(Relato)
René Ovidio González
Continuación…
Desde aquellos entonces,
intentamos a como diera lugar ser nosotros mismos, y mantenernos más cuerdos
que un recuerdo y más radiantes que un foco en compañía de una foca, para no
caer en fanatismos innecesarios. Fue así que logramos acercarnos a la música de
grupos de prestigio. Sonaban con ganas los Bee Gees, geniales; el grupo Abba,
que nos impresionó con su célebre Chiquitita
y con todas sus canciones; Eagles y su Nuevo
Chico en la Ciudad o su Hotel
California, Queen y su Rapsodia Bohemia o su We are the Champions. De ribete los
ídolos de Liverpool, Los Beatles, no pasaban de moda: son gustos que los chicos
de hoy no se dan, pues los muchachos actuales son como los bolos, les ponen un
sabroso refresco de fruta de tamarindo o de piña y un vaso con guaro, escogen
sin titubear el guaro...
Olvidábamos decir, como dice
el otro poema famoso, aunque él en singular y nosotros en plural, pues por
línea filosófica o costumbre siempre lo hacemos en colectivo, olvidábamos que
sin qué ni para qué, un día cualquiera que no quedó registrado en la historia,
leíamos las coplas de “Martín Fierro” en una hamaca del rancho viejo donde
vivíamos, cuando se armó un desparpajo en la calle vecina: nuestra madre entró
asustada y sin hallar qué hacer corría de un lado a otro. Hasta que soltó el
nudo que le atragantaba la voz: un hombre mataba bien muerto, a filo de machete
bien filoso, a otro hombre.
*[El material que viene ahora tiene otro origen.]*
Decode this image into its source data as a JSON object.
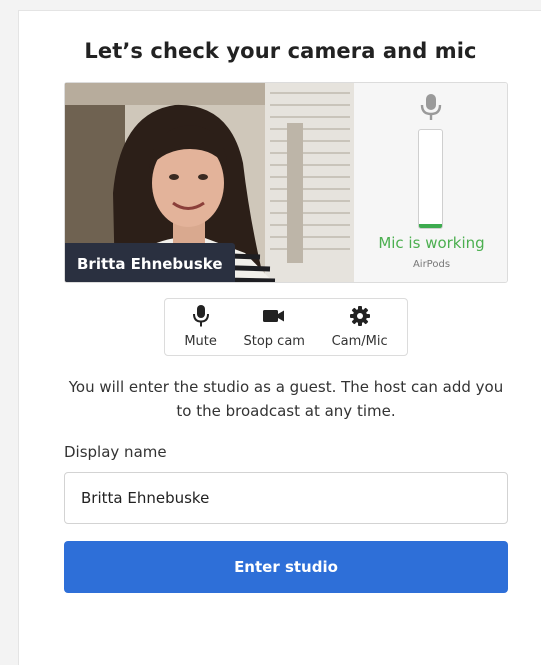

Este se dejaba matar solo por aparecer, casi
treinta años después, en un escrito que escribiría el lector de “Martín Fierro”
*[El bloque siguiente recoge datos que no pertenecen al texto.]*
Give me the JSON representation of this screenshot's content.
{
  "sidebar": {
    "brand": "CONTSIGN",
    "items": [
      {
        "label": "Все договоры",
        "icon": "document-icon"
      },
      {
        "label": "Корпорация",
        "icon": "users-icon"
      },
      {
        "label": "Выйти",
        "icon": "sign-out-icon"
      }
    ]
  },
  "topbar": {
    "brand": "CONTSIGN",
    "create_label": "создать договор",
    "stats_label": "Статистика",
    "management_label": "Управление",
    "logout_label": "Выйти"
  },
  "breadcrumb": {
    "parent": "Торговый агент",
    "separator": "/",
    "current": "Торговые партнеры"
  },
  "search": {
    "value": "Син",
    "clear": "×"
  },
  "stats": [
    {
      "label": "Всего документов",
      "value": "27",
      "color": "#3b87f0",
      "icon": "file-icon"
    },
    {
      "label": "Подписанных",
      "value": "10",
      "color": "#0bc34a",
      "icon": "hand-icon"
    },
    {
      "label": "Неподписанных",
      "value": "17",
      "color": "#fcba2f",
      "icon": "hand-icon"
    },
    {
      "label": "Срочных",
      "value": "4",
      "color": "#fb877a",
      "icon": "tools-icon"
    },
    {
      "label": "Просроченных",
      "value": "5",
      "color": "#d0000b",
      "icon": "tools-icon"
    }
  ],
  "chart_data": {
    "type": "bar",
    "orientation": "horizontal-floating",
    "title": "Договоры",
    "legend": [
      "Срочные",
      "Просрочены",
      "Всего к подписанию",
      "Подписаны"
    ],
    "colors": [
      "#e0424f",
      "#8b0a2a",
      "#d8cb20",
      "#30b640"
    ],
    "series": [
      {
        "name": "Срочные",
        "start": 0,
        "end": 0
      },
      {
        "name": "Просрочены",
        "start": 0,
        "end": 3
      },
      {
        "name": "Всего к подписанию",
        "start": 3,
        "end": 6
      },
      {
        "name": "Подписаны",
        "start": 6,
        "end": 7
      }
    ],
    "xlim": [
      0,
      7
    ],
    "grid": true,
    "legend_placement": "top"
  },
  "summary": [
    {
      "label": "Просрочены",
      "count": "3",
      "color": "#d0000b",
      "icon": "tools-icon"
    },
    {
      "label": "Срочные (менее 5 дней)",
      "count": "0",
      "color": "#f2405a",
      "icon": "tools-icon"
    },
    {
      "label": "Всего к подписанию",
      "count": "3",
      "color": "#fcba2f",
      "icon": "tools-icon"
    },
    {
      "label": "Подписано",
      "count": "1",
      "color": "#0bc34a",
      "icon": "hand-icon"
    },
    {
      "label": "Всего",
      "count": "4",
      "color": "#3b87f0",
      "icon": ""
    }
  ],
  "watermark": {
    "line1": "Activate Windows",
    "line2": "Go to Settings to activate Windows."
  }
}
de ese lejano día, sin saber el muerto de hace treinta años, que el cipote
lector de las coplas del gaucho lo recordaría, con el respeto que se les debe
tener a los difuntos, por su sobrenombre, al que hizo honor, pues que le maten
así a un hombre es y será siempre un acto de mala muerte, perdón, quisimos
decir: mala suerte.
Pero a lo que queríamos llegar
se nos ha ido alejando cada vez que lo intentamos. Y existen infinidad de
hechos que los hemos deshecho o desautorizado, para no contarlos, por motivos
de espacio o por álgidos. Deseamos explicar, que aquella práctica, la de leer,
se nos hizo necesidad vital a partir de “Martín Fierro”. Desfilaron entonces
frente a nuestros ojos mirones, obras de la narrativa latinoamericana, “Doña
Bárbara” fue una de las primicias que saboreamos; “Amalia”, “María”, y después
“Jaraguá” de Napoleón Rodríguez Ruiz, y después de los después las novelas de
García Márquez, las obras de Juan Rulfo,
las de Hemingway; la poesía de Darío, la de Whitman, su Song of Myself, por ejemplo; la de Pablo Neruda, sus Veinte Poemas de Amor... Desde que principiamos leyendo no hemos parado de leer.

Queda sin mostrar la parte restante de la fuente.